Ünlü ceza hukukçusu Prof. Dr. Erdener Yurtcan, kendisini Anadolu Adliyesi Başsavcısı Fehmi Tosun olarak tanıtan dolandırıcılara kanarak, 4.5 milyon lirasını dolandırıcıların hesaplarına yatırdı.

Ünlü beslenme uzmanı Prof. Dr. Canan Karatay, 'Gizli operasyon yapıyoruz' yalanıyla 50 bin dolar ve 10 bin TL'sini dolandırıcılara kaptırdı. Karatay, "Adeta hipnotize edildim" demişti.

Ünlü sosyolog Nilüfer Narlı ise, 'Vatana, millete hizmet ediyorsun, MİT'le ortak operasyon yapıyoruz' diyen dolandırıcılar tarafından ikna edildi, yarım milyon nakit para ve yüklü miktarda ziynet eşyasını kaptırdı.

Eski 1. Ordu Komutanı emekli Orgeneral Hurşit Tolon, 'FETÖ operasyonu' bahanesiyle tuzağa düşürüldü. Tolon parmak izi alınması yalanıyla 13 bin dolarını dolandırıcalara bizzat teslim etti.
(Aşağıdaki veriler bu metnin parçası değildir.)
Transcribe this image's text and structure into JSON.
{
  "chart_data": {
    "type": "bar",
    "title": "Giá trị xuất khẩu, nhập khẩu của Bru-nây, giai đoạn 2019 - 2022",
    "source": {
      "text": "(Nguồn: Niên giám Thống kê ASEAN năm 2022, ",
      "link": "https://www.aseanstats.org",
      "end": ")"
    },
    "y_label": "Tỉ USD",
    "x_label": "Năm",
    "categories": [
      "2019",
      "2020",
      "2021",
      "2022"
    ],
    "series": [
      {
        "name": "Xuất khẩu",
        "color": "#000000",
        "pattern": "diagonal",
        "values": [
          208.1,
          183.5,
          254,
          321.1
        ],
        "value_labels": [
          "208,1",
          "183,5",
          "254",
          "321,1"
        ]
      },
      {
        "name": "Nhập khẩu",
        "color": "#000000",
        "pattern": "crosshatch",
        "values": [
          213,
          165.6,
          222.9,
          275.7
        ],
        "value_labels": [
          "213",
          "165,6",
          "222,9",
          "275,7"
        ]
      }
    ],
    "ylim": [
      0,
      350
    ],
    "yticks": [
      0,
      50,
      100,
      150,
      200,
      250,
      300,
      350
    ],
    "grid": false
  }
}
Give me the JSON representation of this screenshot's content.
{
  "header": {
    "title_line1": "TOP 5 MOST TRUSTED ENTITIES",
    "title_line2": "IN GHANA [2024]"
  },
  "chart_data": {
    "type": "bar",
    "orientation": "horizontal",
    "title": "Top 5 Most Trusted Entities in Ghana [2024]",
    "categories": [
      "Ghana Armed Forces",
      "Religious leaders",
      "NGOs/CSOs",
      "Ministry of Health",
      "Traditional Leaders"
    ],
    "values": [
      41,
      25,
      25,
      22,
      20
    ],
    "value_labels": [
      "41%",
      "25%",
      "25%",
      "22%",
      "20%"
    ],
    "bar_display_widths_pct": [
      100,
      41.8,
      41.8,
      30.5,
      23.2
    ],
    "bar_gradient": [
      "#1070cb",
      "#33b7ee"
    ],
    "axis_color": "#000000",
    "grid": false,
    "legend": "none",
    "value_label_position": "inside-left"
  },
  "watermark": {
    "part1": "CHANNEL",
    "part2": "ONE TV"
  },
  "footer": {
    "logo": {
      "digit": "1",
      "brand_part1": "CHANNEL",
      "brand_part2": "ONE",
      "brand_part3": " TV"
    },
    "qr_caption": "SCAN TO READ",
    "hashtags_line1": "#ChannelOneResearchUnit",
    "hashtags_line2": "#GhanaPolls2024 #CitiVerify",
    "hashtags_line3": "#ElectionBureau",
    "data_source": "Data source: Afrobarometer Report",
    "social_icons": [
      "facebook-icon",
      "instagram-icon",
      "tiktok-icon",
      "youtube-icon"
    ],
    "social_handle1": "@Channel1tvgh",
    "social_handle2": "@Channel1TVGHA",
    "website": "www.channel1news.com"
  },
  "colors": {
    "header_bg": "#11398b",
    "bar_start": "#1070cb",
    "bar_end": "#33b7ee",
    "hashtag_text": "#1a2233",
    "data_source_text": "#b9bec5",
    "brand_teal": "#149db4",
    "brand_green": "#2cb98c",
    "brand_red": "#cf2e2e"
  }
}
En son İstanbul'da bir savcı, hesabına yasadışı bahisle ilgili para aktarıldığı yalanıyla arandı. 3 saatlik görüşmelerin ardından savcı, bankadaki 200 bin lirasını dolandırıcıların hesabına yolladı.

Peki ikna olmak bu kadar kolay mı? Bir insan nasıl ikna edilir? İkna edilmeye çalışılan kişiye yaklaşmak gerek? İkna sürecinde hangi cümleler, nasıl seçiliyor? Ve tüm bunların yanında ikna etmenin ve ikna olmanın psikolojisinde korkunun payı ne?

KENDİ RIZALARI İLE...

İstanbul Üniversitesi İletişim Fakültesi Öğretim Üyesi Prof. Dr. Ece Karadoğan Doruk, insanları ikna etmenin pek çok yöntemi olduğunu belirterek şunları söylüyor:

"İknada amaç hedefteki kişilerin kendi rızaları ile tutum ve davranışlarında istenilen yönde değişiklikler yapabilmektir. İnsanların o an baskın olan ihtiyaçları, o ihtiyaçlarını giderme yolunda kişiyi motive eder. O nedenle ikna eyleminde bulunan kişi, karşısındaki kişinin hangi ihtiyacın etkisi altında olduğunu öğrenmeye çalışır."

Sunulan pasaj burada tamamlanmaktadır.